原始链接: https://www.johndcook.com/blog/2026/06/23/regex-everywhere/

正则表达式在不同平台间的差异众所周知，这往往会导致一些在 Perl 重度工作流中预期的功能在受限环境下失效，从而带来困扰。为了确保可移植性——尤其是在无法安装新软件的系统中工作时——最好依赖于一套标准化的“通用”正则表达式子集。尽管 `sed`、`awk`、`grep` 和 `Emacs` 等工具各有其独特之处（例如 Emacs 对特殊字符使用反斜杠的依赖，或 `awk` 在处理单词边界时的独特语法），但在这些环境中，有一组核心功能通常是通用的。
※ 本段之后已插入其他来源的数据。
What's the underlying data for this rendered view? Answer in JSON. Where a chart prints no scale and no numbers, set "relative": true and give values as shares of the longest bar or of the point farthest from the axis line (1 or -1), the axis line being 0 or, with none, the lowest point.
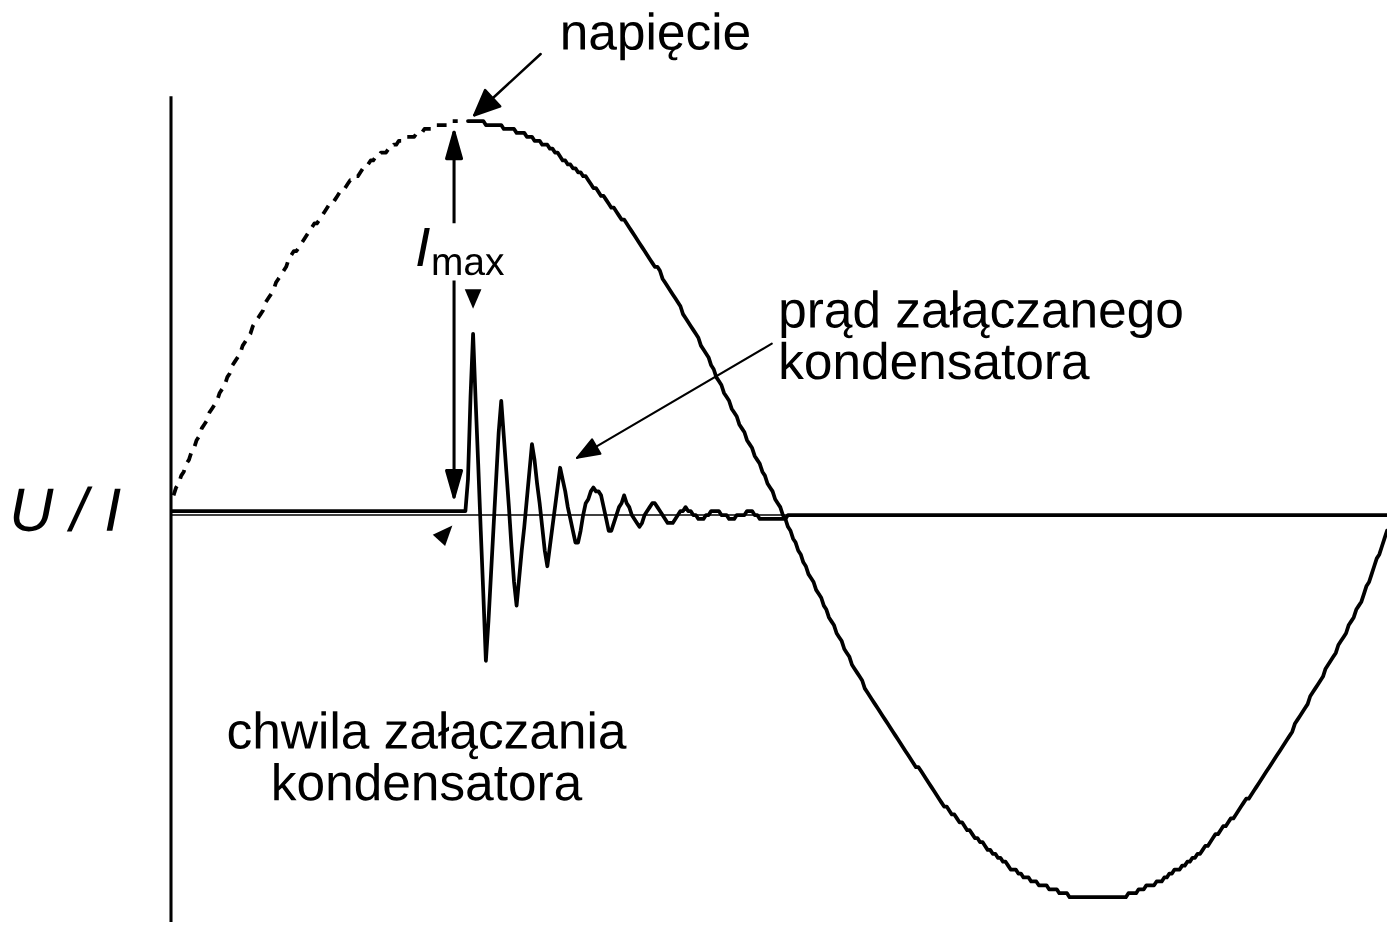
{
  "chart_data": {
    "type": "line",
    "relative": true,
    "ylabel": "U / I",
    "tick_labels": false,
    "categories": [
      null,
      null,
      null,
      null,
      null,
      null,
      null,
      null,
      null,
      null,
      null,
      null,
      null,
      null,
      null,
      null,
      null,
      null,
      null,
      null,
      null,
      null,
      null,
      null,
      null,
      null,
      null,
      null,
      null,
      null,
      null,
      null,
      null,
      null,
      null,
      null,
      null,
      null,
      null,
      null,
      null,
      null,
      null,
      null,
      null,
      null,
      null,
      null,
      null,
      null,
      null,
      null,
      null,
      null,
      null,
      null,
      null,
      null,
      null,
      null,
      null,
      null,
      null,
      null,
      null,
      null,
      null,
      null,
      null,
      null,
      null,
      null,
      null,
      null,
      null,
      null,
      null,
      null,
      null,
      null,
      null,
      null,
      null,
      null,
      null,
      null,
      null,
      null,
      null,
      null,
      null,
      null,
      null,
      null,
      null,
      null,
      null,
      null,
      null,
      null,
      null,
      null,
      null,
      null,
      null,
      null,
      null,
      null,
      null,
      null,
      null,
      null,
      null,
      null,
      null,
      null,
      null,
      null,
      null,
      null,
      null,
      null,
      null,
      null,
      null,
      null,
      null,
      null,
      null,
      null,
      null,
      null,
      null,
      null,
      null,
      null,
      null,
      null,
      null,
      null,
      null,
      null,
      null,
      null,
      null,
      null,
      null,
      null,
      null,
      null,
      null,
      null,
      null,
      null,
      null,
      null,
      null,
      null,
      null,
      null,
      null,
      null,
      null,
      null,
      null,
      null,
      null,
      null,
      null,
      null,
      null,
      null,
      null,
      null,
      null,
      null,
      null,
      null,
      null,
      null,
      null,
      null,
      null,
      null,
      null,
      null,
      null,
      null,
      null,
      null,
      null,
      null,
      null,
      null,
      null,
      null,
      null,
      null,
      null,
      null,
      null,
      null,
      null,
      null,
      null,
      null,
      null,
      null,
      null,
      null,
      null,
      null,
      null,
      null,
      null,
      null,
      null,
      null,
      null,
      null,
      null,
      null,
      null,
      null,
      null,
      null,
      null,
      null,
      null,
      null,
      null,
      null,
      null,
      null,
      null,
      null,
      null,
      null,
      null,
      null,
      null,
      null,
      null,
      null,
      null,
      null,
      null,
      null,
      null,
      null,
      null,
      null,
      null,
      null,
      null,
      null,
      null,
      null,
      null,
      null,
      null,
      null,
      null,
      null,
      null,
      null,
      null,
      null,
      null,
      null,
      null,
      null,
      null,
      null,
      null,
      null,
      null,
      null,
      null,
      null,
      null,
      null,
      null,
      null,
      null,
      null,
      null,
      null,
      null,
      null,
      null,
      null,
      null,
      null,
      null,
      null,
      null,
      null,
      null,
      null,
      null,
      null,
      null,
      null,
      null,
      null,
      null,
      null,
      null,
      null,
      null,
      null,
      null,
      null,
      null,
      null,
      null,
      null,
      null,
      null,
      null,
      null,
      null,
      null,
      null,
      null,
      null,
      null,
      null,
      null,
      null,
      null,
      null,
      null,
      null,
      null,
      null,
      null,
      null,
      null,
      null,
      null,
      null,
      null,
      null,
      null,
      null,
      null,
      null,
      null,
      null,
      null,
      null,
      null,
      null,
      null,
      null,
      null,
      null,
      null,
      null,
      null,
      null,
      null,
      null,
      null,
      null,
      null,
      null,
      null,
      null,
      null,
      null,
      null,
      null,
      null,
      null,
      null,
      null,
      null,
      null,
      null,
      null,
      null,
      null,
      null,
      null,
      null,
      null,
      null,
      null,
      null,
      null,
      null,
      null,
      null,
      null,
      null,
      null,
      null,
      null,
      null,
      null,
      null,
      null,
      null,
      null,
      null,
      null,
      null,
      null,
      null,
      null,
      null,
      null,
      null,
      null,
      null,
      null,
      null,
      null,
      null,
      null,
      null,
      null,
      null,
      null,
      null,
      null,
      null,
      null,
      null,
      null,
      null,
      null,
      null,
      null,
      null,
      null,
      null,
      null,
      null,
      null,
      null,
      null,
      null,
      null,
      null,
      null,
      null,
      null,
      null,
      null,
      null,
      null,
      null,
      null,
      null,
      null,
      null,
      null,
      null,
      null,
      null,
      null,
      null,
      null,
      null,
      null,
      null,
      null,
      null,
      null,
      null,
      null,
      null
    ],
    "series": [
      {
        "color": "#000000",
        "line_style": "dotted",
        "values": [
          null,
          0.05,
          0.07,
          0.08,
          0.1,
          0.11,
          0.13,
          0.14,
          0.16,
          0.17,
          0.19,
          0.2,
          0.22,
          0.23,
          0.24,
          0.26,
          0.27,
          0.28,
          0.29,
          0.31,
          0.32,
          0.33,
          0.35,
          0.36,
          0.38,
          0.39,
          0.4,
          0.41,
          0.43,
          0.44,
          0.45,
          0.46,
          0.48,
          0.49,
          0.5,
          0.51,
          0.52,
          0.54,
          0.55,
          0.56,
          0.57,
          0.59,
          0.6,
          0.61,
          0.62,
          0.63,
          0.65,
          0.66,
          0.67,
          0.67,
          0.68,
          0.69,
          0.7,
          0.71,
          0.72,
          0.73,
          0.74,
          0.74,
          0.75,
          0.76,
          0.77,
          0.78,
          0.79,
          0.79,
          0.8,
          0.81,
          0.82,
          0.82,
          0.83,
          0.84,
          0.85,
          0.85,
          0.86,
          0.86,
          0.87,
          0.88,
          0.88,
          0.89,
          0.9,
          0.9,
          0.91,
          0.91,
          0.92,
          0.92,
          0.92,
          0.93,
          0.93,
          0.94,
          0.94,
          0.95,
          0.95,
          0.95,
          0.96,
          0.96,
          0.96,
          0.96,
          0.97,
          0.97,
          0.97,
          0.98,
          0.98,
          0.98,
          0.98,
          0.99,
          0.99,
          0.99,
          0.99,
          0.99,
          0.99,
          1,
          1,
          1,
          1,
          null,
          null,
          null,
          null,
          null,
          null,
          null,
          null,
          null,
          null,
          null,
          null,
          null,
          null,
          null,
          null,
          null,
          null,
          null,
          null,
          null,
          null,
          null,
          null,
          null,
          null,
          null,
          null,
          null,
          null,
          null,
          null,
          null,
          null,
          null,
          null,
          null,
          null,
          null,
          null,
          null,
          null,
          null,
          null,
          null,
          null,
          null,
          null,
          null,
          null,
          null,
          null,
          null,
          null,
          null,
          null,
          null,
          null,
          null,
          null,
          null,
          null,
          null,
          null,
          null,
          null,
          null,
          null,
          null,
          null,
          null,
          null,
          null,
          null,
          null,
          null,
          null,
          null,
          null,
          null,
          null,
          null,
          null,
          null,
          null,
          null,
          null,
          null,
          null,
          null,
          null,
          null,
          null,
          null,
          null,
          null,
          null,
          null,
          null,
          null,
          null,
          null,
          null,
          null,
          null,
          null,
          null,
          null,
          null,
          null,
          null,
          null,
          null,
          null,
          null,
          null,
          null,
          null,
          null,
          null,
          null,
          null,
          null,
          null,
          null,
          null,
          null,
          null,
          null,
          null,
          null,
          null,
          null,
          null,
          null,
          null,
          null,
          null,
          null,
          null,
          null,
          null,
          null,
          null,
          null,
          null,
          null,
          null,
          null,
          null,
          null,
          null,
          null,
          null,
          null,
          null,
          null,
          null,
          null,
          null,
          null,
          null,
          null,
          null,
          null,
          null,
          null,
          null,
          null,
          null,
          null,
          null,
          null,
          null,
          null,
          null,
          null,
          null,
          null,
          null,
          null,
          null,
          null,
          null,
          null,
          null,
          null,
          null,
          null,
          null,
          null,
          null,
          null,
          null,
          null,
          null,
          null,
          null,
          null,
          null,
          null,
          null,
          null,
          null,
          null,
          null,
          null,
          null,
          null,
          null,
          null,
          null,
          null,
          null,
          null,
          null,
          null,
          null,
          null,
          null,
          null,
          null,
          null,
          null,
          null,
          null,
          null,
          null,
          null,
          null,
          null,
          null,
          null,
          null,
          null,
          null,
          null,
          null,
          null,
          null,
          null,
          null,
          null,
          null,
          null,
          null,
          null,
          null,
          null,
          null,
          null,
          null,
          null,
          null,
          null,
          null,
          null,
          null,
          null,
          null,
          null,
          null,
          null,
          null,
          null,
          null,
          null,
          null,
          null,
          null,
          null,
          null,
          null,
          null,
          null,
          null,
          null,
          null,
          null,
          null,
          null,
          null,
          null,
          null,
          null,
          null,
          null,
          null,
          null,
          null,
          null,
          null,
          null,
          null,
          null,
          null,
          null,
          null,
          null,
          null,
          null,
          null,
          null,
          null,
          null,
          null,
          null,
          null,
          null,
          null,
          null,
          null,
          null,
          null,
          null,
          null,
          null,
          null,
          null,
          null,
          null,
          null,
          null,
          null,
          null,
          null,
          null,
          null,
          null,
          null,
          null,
          null,
          null,
          null,
          null,
          null,
          null,
          null,
          null,
          null,
          null,
          null,
          null,
          null,
          null,
          null,
          null,
          null,
          null,
          null,
          null,
          null,
          null,
          null,
          null,
          null,
          null,
          null,
          null,
          null,
          null,
          null,
          null
        ]
      },
      {
        "color": "#000000",
        "values": [
          null,
          null,
          null,
          null,
          null,
          null,
          null,
          null,
          null,
          null,
          null,
          null,
          null,
          null,
          null,
          null,
          null,
          null,
          null,
          null,
          null,
          null,
          null,
          null,
          null,
          null,
          null,
          null,
          null,
          null,
          null,
          null,
          null,
          null,
          null,
          null,
          null,
          null,
          null,
          null,
          null,
          null,
          null,
          null,
          null,
          null,
          null,
          null,
          null,
          null,
          null,
          null,
          null,
          null,
          null,
          null,
          null,
          null,
          null,
          null,
          null,
          null,
          null,
          null,
          null,
          null,
          null,
          null,
          null,
          null,
          null,
          null,
          null,
          null,
          null,
          null,
          null,
          null,
          null,
          null,
          null,
          null,
          null,
          null,
          null,
          null,
          null,
          null,
          null,
          null,
          null,
          null,
          null,
          null,
          null,
          null,
          null,
          null,
          null,
          null,
          null,
          null,
          null,
          null,
          null,
          null,
          null,
          null,
          null,
          null,
          null,
          null,
          null,
          null,
          null,
          null,
          1,
          1,
          1,
          1,
          1,
          1,
          1,
          0.99,
          0.99,
          0.99,
          0.99,
          0.99,
          0.99,
          0.99,
          0.98,
          0.98,
          0.98,
          0.98,
          0.98,
          0.97,
          0.97,
          0.97,
          0.97,
          0.96,
          0.96,
          0.96,
          0.95,
          0.95,
          0.95,
          0.94,
          0.94,
          0.94,
          0.93,
          0.93,
          0.92,
          0.92,
          0.91,
          0.9,
          0.9,
          0.89,
          0.89,
          0.88,
          0.88,
          0.87,
          0.87,
          0.86,
          0.86,
          0.85,
          0.84,
          0.83,
          0.83,
          0.82,
          0.81,
          0.81,
          0.8,
          0.79,
          0.78,
          0.78,
          0.77,
          0.76,
          0.75,
          0.75,
          0.74,
          0.73,
          0.72,
          0.71,
          0.7,
          0.69,
          0.68,
          0.67,
          0.66,
          0.65,
          0.64,
          0.63,
          0.63,
          0.62,
          0.6,
          0.59,
          0.58,
          0.57,
          0.56,
          0.55,
          0.54,
          0.53,
          0.51,
          0.5,
          0.49,
          0.48,
          0.47,
          0.46,
          0.45,
          0.43,
          0.42,
          0.41,
          0.4,
          0.38,
          0.37,
          0.35,
          0.34,
          0.33,
          0.31,
          0.3,
          0.29,
          0.27,
          0.26,
          0.25,
          0.23,
          0.22,
          0.21,
          0.19,
          0.18,
          0.17,
          0.15,
          0.14,
          0.13,
          0.11,
          0.1,
          0.08,
          0.07,
          0.06,
          0.04,
          0.03,
          0.02,
          0,
          -0.01,
          -0.03,
          -0.04,
          -0.06,
          -0.07,
          -0.09,
          -0.1,
          -0.12,
          -0.13,
          -0.15,
          -0.16,
          -0.17,
          -0.19,
          -0.2,
          -0.21,
          -0.23,
          -0.24,
          -0.26,
          -0.27,
          -0.28,
          -0.3,
          -0.31,
          -0.32,
          -0.34,
          -0.35,
          -0.36,
          -0.38,
          -0.39,
          -0.4,
          -0.41,
          -0.42,
          -0.44,
          -0.45,
          -0.46,
          -0.47,
          -0.48,
          -0.49,
          -0.5,
          -0.51,
          -0.52,
          -0.53,
          -0.54,
          -0.55,
          -0.56,
          -0.57,
          -0.58,
          -0.59,
          -0.6,
          -0.61,
          -0.62,
          -0.63,
          -0.64,
          -0.64,
          -0.65,
          -0.66,
          -0.67,
          -0.68,
          -0.69,
          -0.7,
          -0.71,
          -0.72,
          -0.73,
          -0.74,
          -0.74,
          -0.75,
          -0.76,
          -0.76,
          -0.77,
          -0.78,
          -0.78,
          -0.79,
          -0.8,
          -0.8,
          -0.81,
          -0.82,
          -0.82,
          -0.83,
          -0.83,
          -0.84,
          -0.85,
          -0.85,
          -0.86,
          -0.86,
          -0.87,
          -0.87,
          -0.88,
          -0.88,
          -0.89,
          -0.9,
          -0.9,
          -0.9,
          -0.91,
          -0.91,
          -0.92,
          -0.92,
          -0.92,
          -0.93,
          -0.93,
          -0.93,
          -0.94,
          -0.94,
          -0.94,
          -0.94,
          -0.95,
          -0.95,
          -0.95,
          -0.95,
          -0.96,
          -0.96,
          -0.96,
          -0.96,
          -0.97,
          -0.97,
          -0.97,
          -0.97,
          -0.97,
          -0.97,
          -0.97,
          -0.97,
          -0.97,
          -0.97,
          -0.97,
          -0.97,
          -0.97,
          -0.97,
          -0.97,
          -0.97,
          -0.97,
          -0.97,
          -0.97,
          -0.97,
          -0.97,
          -0.97,
          -0.97,
          -0.96,
          -0.96,
          -0.96,
          -0.96,
          -0.95,
          -0.95,
          -0.95,
          -0.94,
          -0.94,
          -0.94,
          -0.94,
          -0.93,
          -0.93,
          -0.93,
          -0.92,
          -0.92,
          -0.91,
          -0.91,
          -0.9,
          -0.9,
          -0.9,
          -0.89,
          -0.89,
          -0.88,
          -0.88,
          -0.87,
          -0.87,
          -0.86,
          -0.86,
          -0.85,
          -0.84,
          -0.84,
          -0.83,
          -0.82,
          -0.81,
          -0.81,
          -0.8,
          -0.79,
          -0.79,
          -0.78,
          -0.77,
          -0.77,
          -0.76,
          -0.75,
          -0.74,
          -0.73,
          -0.72,
          -0.72,
          -0.71,
          -0.7,
          -0.69,
          -0.68,
          -0.67,
          -0.66,
          -0.65,
          -0.64,
          -0.63,
          -0.62,
          -0.61,
          -0.6,
          -0.59,
          -0.58,
          -0.57,
          -0.56,
          -0.55,
          -0.53,
          -0.52,
          -0.51,
          -0.5,
          -0.49,
          -0.48,
          -0.46,
          -0.45,
          -0.44,
          -0.43,
          -0.42,
          -0.41,
          -0.39,
          -0.38,
          -0.37,
          -0.36,
          -0.35,
          -0.33,
          -0.32,
          -0.31,
          -0.3,
          -0.28,
          -0.27,
          -0.26,
          -0.24,
          -0.23,
          -0.22,
          -0.2,
          -0.18,
          -0.17,
          -0.15,
          -0.13,
          -0.11,
          -0.1,
          -0.08,
          -0.06,
          -0.04
        ]
      },
      {
        "color": "#000000",
        "values": [
          0.01,
          0.01,
          0.01,
          0.01,
          0.01,
          0.01,
          0.01,
          0.01,
          0.01,
          0.01,
          0.01,
          0.01,
          0.01,
          0.01,
          0.01,
          0.01,
          0.01,
          0.01,
          0.01,
          0.01,
          0.01,
          0.01,
          0.01,
          0.01,
          0.01,
          0.01,
          0.01,
          0.01,
          0.01,
          0.01,
          0.01,
          0.01,
          0.01,
          0.01,
          0.01,
          0.01,
          0.01,
          0.01,
          0.01,
          0.01,
          0.01,
          0.01,
          0.01,
          0.01,
          0.01,
          0.01,
          0.01,
          0.01,
          0.01,
          0.01,
          0.01,
          0.01,
          0.01,
          0.01,
          0.01,
          0.01,
          0.01,
          0.01,
          0.01,
          0.01,
          0.01,
          0.01,
          0.01,
          0.01,
          0.01,
          0.01,
          0.01,
          0.01,
          0.01,
          0.01,
          0.01,
          0.01,
          0.01,
          0.01,
          0.01,
          0.01,
          0.01,
          0.01,
          0.01,
          0.01,
          0.01,
          0.01,
          0.01,
          0.01,
          0.01,
          0.01,
          0.01,
          0.01,
          0.01,
          0.01,
          0.01,
          0.01,
          0.01,
          0.01,
          0.01,
          0.01,
          0.01,
          0.01,
          0.01,
          0.01,
          0.01,
          0.01,
          0.01,
          0.01,
          0.01,
          0.01,
          0.01,
          0.01,
          0.01,
          0.01,
          0.01,
          0.01,
          0.01,
          0.01,
          0.01,
          0.01,
          0.09,
          0.3,
          0.46,
          0.29,
          0.13,
          -0.04,
          -0.2,
          -0.37,
          -0.27,
          -0.15,
          -0.03,
          0.09,
          0.21,
          0.29,
          0.2,
          0.11,
          0.02,
          -0.08,
          -0.17,
          -0.23,
          -0.16,
          -0.09,
          -0.03,
          0.04,
          0.11,
          0.18,
          0.14,
          0.08,
          0.03,
          -0.03,
          -0.09,
          -0.13,
          -0.08,
          -0.03,
          0.02,
          0.07,
          0.12,
          0.09,
          0.06,
          0.02,
          -0.01,
          -0.04,
          -0.07,
          -0.07,
          -0.04,
          0,
          0.03,
          0.04,
          0.06,
          0.07,
          0.06,
          0.06,
          0.05,
          0.02,
          -0.01,
          -0.04,
          -0.04,
          -0.02,
          0,
          0.02,
          0.03,
          0.05,
          0.03,
          0.02,
          0,
          -0.01,
          -0.02,
          -0.03,
          -0.02,
          0,
          0.01,
          0.02,
          0.03,
          0.03,
          0.02,
          0.01,
          0,
          -0.01,
          -0.02,
          -0.02,
          -0.02,
          -0.01,
          0,
          0.01,
          0.01,
          0.02,
          0.01,
          0.01,
          0,
          0,
          -0.01,
          -0.01,
          -0.01,
          0,
          0,
          0.01,
          0.01,
          0.01,
          0.01,
          0,
          0,
          0,
          -0.01,
          -0.01,
          -0.01,
          0,
          0,
          0,
          0,
          0.01,
          0.01,
          0.01,
          0,
          0,
          -0.01,
          -0.01,
          -0.01,
          -0.01,
          -0.01,
          -0.01,
          -0.01,
          -0.01,
          -0.01,
          -0.01,
          -0.01,
          0,
          0,
          0,
          0,
          0,
          0,
          0,
          0,
          0,
          0,
          0,
          0,
          0,
          0,
          0,
          0,
          0,
          0,
          0,
          0,
          0,
          0,
          0,
          0,
          0,
          0,
          0,
          0,
          0,
          0,
          0,
          0,
          0,
          0,
          0,
          0,
          0,
          0,
          0,
          0,
          0,
          0,
          0,
          0,
          0,
          0,
          0,
          0,
          0,
          0,
          0,
          0,
          0,
          0,
          0,
          0,
          0,
          0,
          0,
          0,
          0,
          0,
          0,
          0,
          0,
          0,
          0,
          0,
          0,
          0,
          0,
          0,
          0,
          0,
          0,
          0,
          0,
          0,
          0,
          0,
          0,
          0,
          0,
          0,
          0,
          0,
          0,
          0,
          0,
          0,
          0,
          0,
          0,
          0,
          0,
          0,
          0,
          0,
          0,
          0,
          0,
          0,
          0,
          0,
          0,
          0,
          0,
          0,
          0,
          0,
          0,
          0,
          0,
          0,
          0,
          0,
          0,
          0,
          0,
          0,
          0,
          0,
          0,
          0,
          0,
          0,
          0,
          0,
          0,
          0,
          0,
          0,
          0,
          0,
          0,
          0,
          0,
          0,
          0,
          0,
          0,
          0,
          0,
          0,
          0,
          0,
          0,
          0,
          0,
          0,
          0,
          0,
          0,
          0,
          0,
          0,
          0,
          0,
          0,
          0,
          0,
          0,
          0,
          0,
          0,
          0,
          0,
          0,
          0,
          0,
          0,
          0,
          0,
          0,
          0,
          0,
          0,
          0,
          0,
          0,
          0,
          0,
          0,
          0,
          0,
          0,
          0,
          0,
          0,
          0,
          0,
          0,
          0,
          0,
          0,
          0,
          0,
          0,
          0,
          0,
          0,
          0,
          0,
          0,
          0,
          0,
          0,
          0,
          0,
          0,
          0,
          0,
          0,
          0,
          0,
          0,
          0,
          0,
          0,
          0,
          0,
          0,
          0,
          0,
          0,
          0,
          0,
          0,
          0,
          0,
          0,
          0,
          0,
          0,
          0
        ]
      }
    ],
    "annotations": [
      "napięcie",
      "I$_{max}$",
      "prąd załączanego\nkondensatora",
      "chwila załączania\nkondensatora"
    ]
  }
}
这个“通用”子集包括： * **锚点与字面量：** `.`、`^`、`$`、`[...]`、`[^...]` * **量词与逻辑：** `*`、`+`、`?`、`{n,m}` 以及多选一（`|`） * **捕获与引用：** 圆括号与向后引用（`\1`–`\9`） * **字符类：** `\w`、`\W`、`\s`、`\S` * **边界：** `\b`、`\B` 通过坚持使用这些通用基础，你可以编写出在大多数标准类 Unix 工具中保持功能可用且具备可移植性的代码，而无需额外的依赖。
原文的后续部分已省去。